The primary objective of the Phase IIa trial is to evaluate safety and efficacy of MAXY-G34 in TAC-treated breast cancer patients and to identify one or more doses of MAXY-G34 that effectively treat chemotherapy-induced neutropenia. Patient tolerability, safety, and immunogenicity will be monitored and assessed. Data will also be collected on the pharmacokinetic properties of MAXY-G34 and the mobilization of CD34+ stem cells.
MAXY-G34 is a novel pegylated granulocyte colony stimulating factor (PEG-GCSF) designed to treat chemotherapy-induced neutropenia. Preclinical and Phase I studies show MAXY-G34 to have novel and potentially superior properties compared to the current PEG-GCSF therapy, Neulasta. GCSF is a natural protein that stimulates the body's bone marrow to produce neutrophils, a specific type of white blood cell that plays an important role in the defense against bacterial infections. Worldwide sales of GCSF products were approximately $4 billion in 2006.
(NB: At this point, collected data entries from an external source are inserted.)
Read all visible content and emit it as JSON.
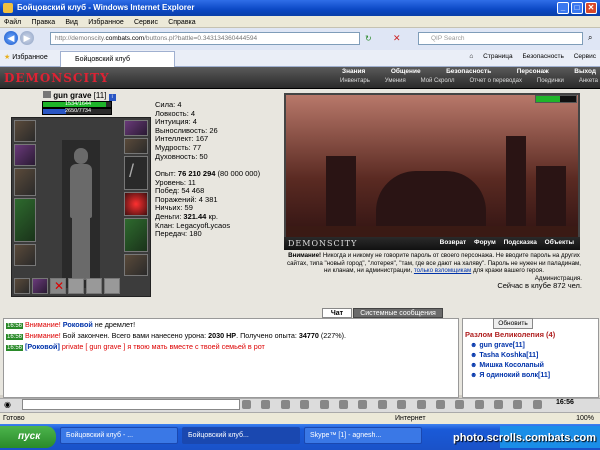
{
  "window": {
    "title": "Бойцовский клуб - Windows Internet Explorer"
  },
  "menu": [
    "Файл",
    "Правка",
    "Вид",
    "Избранное",
    "Сервис",
    "Справка"
  ],
  "address": {
    "prefix": "http://demonscity.",
    "host": "combats.com",
    "path": "/buttons.pl?battle=0.343134360444594"
  },
  "search": {
    "placeholder": "QIP Search"
  },
  "favorites_label": "Избранное",
  "tab_label": "Бойцовский клуб",
  "ie_tools": [
    "Страница",
    "Безопасность",
    "Сервис"
  ],
  "game": {
    "logo": "DEMONSCITY",
    "top_nav": [
      "Знания",
      "Общение",
      "Безопасность",
      "Персонаж",
      "Выход"
    ],
    "sub_nav": [
      "Инвентарь",
      "Умения",
      "Мой Скролл",
      "Отчет о переводах",
      "Поединки",
      "Анкета"
    ],
    "character": {
      "name": "gun grave",
      "level": "[11]",
      "hp": "1534/1644",
      "mp": "2650/7734",
      "hp_fraction": 0.93,
      "mp_fraction": 0.34
    },
    "stats": [
      "Сила: 4",
      "Ловкость: 4",
      "Интуиция: 4",
      "Выносливость: 26",
      "Интеллект: 167",
      "Мудрость: 77",
      "Духовность: 50"
    ],
    "exp_label": "Опыт:",
    "exp_value": "76 210 294",
    "exp_next": "(80 000 000)",
    "details": [
      "Уровень: 11",
      "Побед: 54 468",
      "Поражений: 4 381",
      "Ничьих: 59"
    ],
    "money_label": "Деньги:",
    "money_value": "321.44",
    "money_unit": "кр.",
    "details2": [
      "Клан: LegacyofLycaos",
      "Передач: 180"
    ],
    "scene_brand": "DEMONSCITY",
    "scene_links": [
      "Возврат",
      "Форум",
      "Подсказка",
      "Объекты"
    ],
    "warning_title": "Внимание!",
    "warning_text": "Никогда и никому не говорите пароль от своего персонажа. Не вводите пароль на других сайтах, типа \"новый город\", \"лотерея\", \"там, где все дают на халяву\". Пароль не нужен ни паладинам, ни кланам, ни администрации,",
    "warning_link": "только взломщикам",
    "warning_tail": "для кражи вашего героя.",
    "warning_sign": "Администрация.",
    "online_now": "Сейчас в клубе 872 чел."
  },
  "chat": {
    "tab_chat": "Чат",
    "tab_system": "Системные сообщения",
    "lines": [
      {
        "time": "16:56",
        "parts": [
          [
            "red",
            "Внимание!"
          ],
          [
            "plain",
            " "
          ],
          [
            "blue",
            "Роковой"
          ],
          [
            "plain",
            " не дремлет!"
          ]
        ]
      },
      {
        "time": "16:56",
        "parts": [
          [
            "red",
            "Внимание!"
          ],
          [
            "plain",
            " Бой закончен. Всего вами нанесено урона: "
          ],
          [
            "bold",
            "2030 HP"
          ],
          [
            "plain",
            ". Получено опыта: "
          ],
          [
            "bold",
            "34770"
          ],
          [
            "plain",
            " (227%)."
          ]
        ]
      },
      {
        "time": "16:56",
        "parts": [
          [
            "blue",
            "[Роковой]"
          ],
          [
            "plain",
            " "
          ],
          [
            "red",
            "private [ gun grave ]"
          ],
          [
            "plain",
            " "
          ],
          [
            "red",
            "я твою мать вместе с твоей семьей в рот"
          ]
        ]
      }
    ]
  },
  "online": {
    "refresh": "Обновить",
    "room": "Разлом Великолепия (4)",
    "users": [
      "gun grave[11]",
      "Tasha Koshka[11]",
      "Мишка Косолапый",
      "Я одинокий волк[11]"
    ]
  },
  "clock": "16:56",
  "status": {
    "left": "Готово",
    "zone": "Интернет",
    "zoom": "100%"
  },
  "taskbar": {
    "start": "пуск",
    "tasks": [
      "Бойцовский клуб - ...",
      "Бойцовский клуб...",
      "Skype™ [1] - agnesh..."
    ]
  },
  "watermark": "photo.scrolls.combats.com"
}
Neutropenia is a severe decrease in neutrophil cell counts in the blood. Neutropenia is a common side effect of chemotherapeutic treatments for many forms of cancer, including breast cancer, lung cancer, lymphomas and leukemias. Neutropenic patients are at increased risk of contracting bacterial infections, some of which can be life threatening. Further, and most importantly, neutropenic patients may receive reduced or delayed chemotherapy treatment, which can result in cancer progression.